La noche, plácida, serena, en el campo presagia algunos misterios; en los hombres crea supersticiones como el chistido de una lechuza, que nadie ve entre los montes o la cercanía de la luz mala que trae reminiscencias de viejas leyendas. El facón, inmutable en la cintura. El caronero, es siempre el revólver. Observemos la luna que intenta filtrarse entre las nubes como ayudando a despejar cualquier duda temerosa en la oscuridad.



La hacienda no ha sentido el estrés del camino: bien alimentada, satisfecha en su sed, comienza a moverse. Un sol rojizo, como desperezándose ante el rol que le toca ejercer, apaga los últimos vestigios de servidumbre que la luna ha prestado y proyecta tomar el mando del día. El último arreo patagónico con destino a Mancha Blanca, parte desde el puesto de barro. El molino ha sido acondicionado a la perfección de manera que pueda reponer su agua con las primeras brisas de la tarde. El molinero, hombre cabal y ducho en sus quehaceres, personaje de confianza en la patronal, vuelve a la estancia e informa en la administración, las novedades acontecidas que se registrarán en el libro diario.

En el puesto de barro, pese a la pobreza y la promiscuidad por la escases de medios y exenta la parte sanitaria indispensable, un niño o una niña va a nacer. La mamá embarazada, queda al amparo de Dios que esta vez ha enviado un invisible ángel de la guarda para presidir el acto de luz a un ser que impone su diminuta presencia con su llanto, único sonido que logra emitir.
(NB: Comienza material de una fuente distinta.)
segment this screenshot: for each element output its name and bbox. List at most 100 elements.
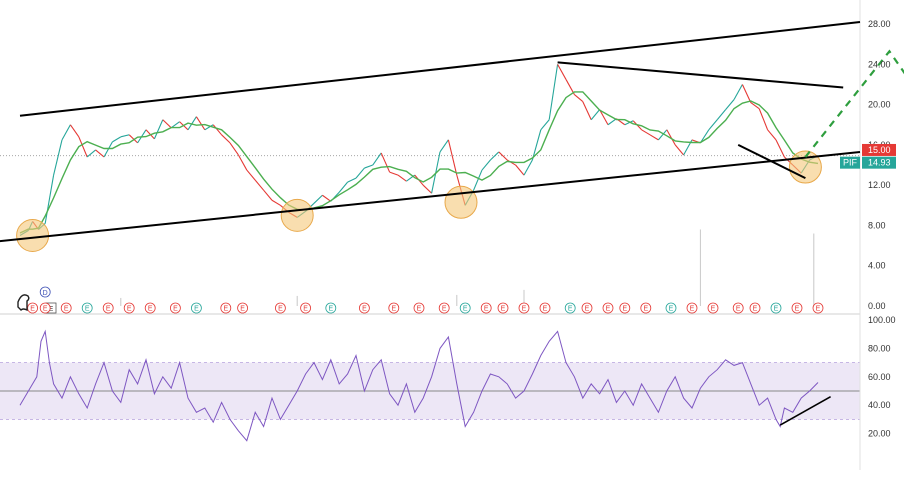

Es una niña. Las tres hermanitas mayores rodean el alumbramiento, mientras los cuatro varones observan desde el umbral. Se llamará Juana. Un vetusto almanaque colgado de un clavo en la pared marcado con lápiz rojo indica que es 24 de noviembre de 1944. En letras mayúsculas dice: CASA FINAT- DE SIMON FINAT – CABO RASO (ramos generales). Un segundo almanaque expresa: Tienda LA CASTELLANA de Manuel Graña, Rawson Chubut.- No marca cuándo se quitó la última hoja del día final de diciembre, ni el año una vez finalizado; queda el cartón de adorno en los muros de barro sin pintar y muestra una publicidad agonizante.

El reloj del tiempo movió sus engranajes llevándose los años como si fueran de juguete. Por el puesto de barro, no pasaron más arreos. Juan Cancelas, el capataz independiente, optó por el camión, y Olegario Cardoso, que había llegado a ese puesto recomendado por amigos de la zona de Azul, con su tropilla entablada y el inicio de su familia, deshizo su patriarcado. Los niños que la pobre madre no pudo llevar, fueron derivados a familias conocidas, de buen pasar.




Sesenta años más tarde, ya en pleno siglo XXI, una hermosa mujer decide volver a visitar el antiguo hogar de sus padres y hermanos donde ella nació. Es Juana; la niña del berrinche. Desde su domicilio en Buenos Aires, donde ha formado una excelente familia, viene a volcar sus emociones e intenta abarcar con sus brazos lo que fue su casa hoy derrumbada y el árbol que sí, resiste los embates del pampero, la desolación y el abandono, aunque ya nadie necesita de su sombra.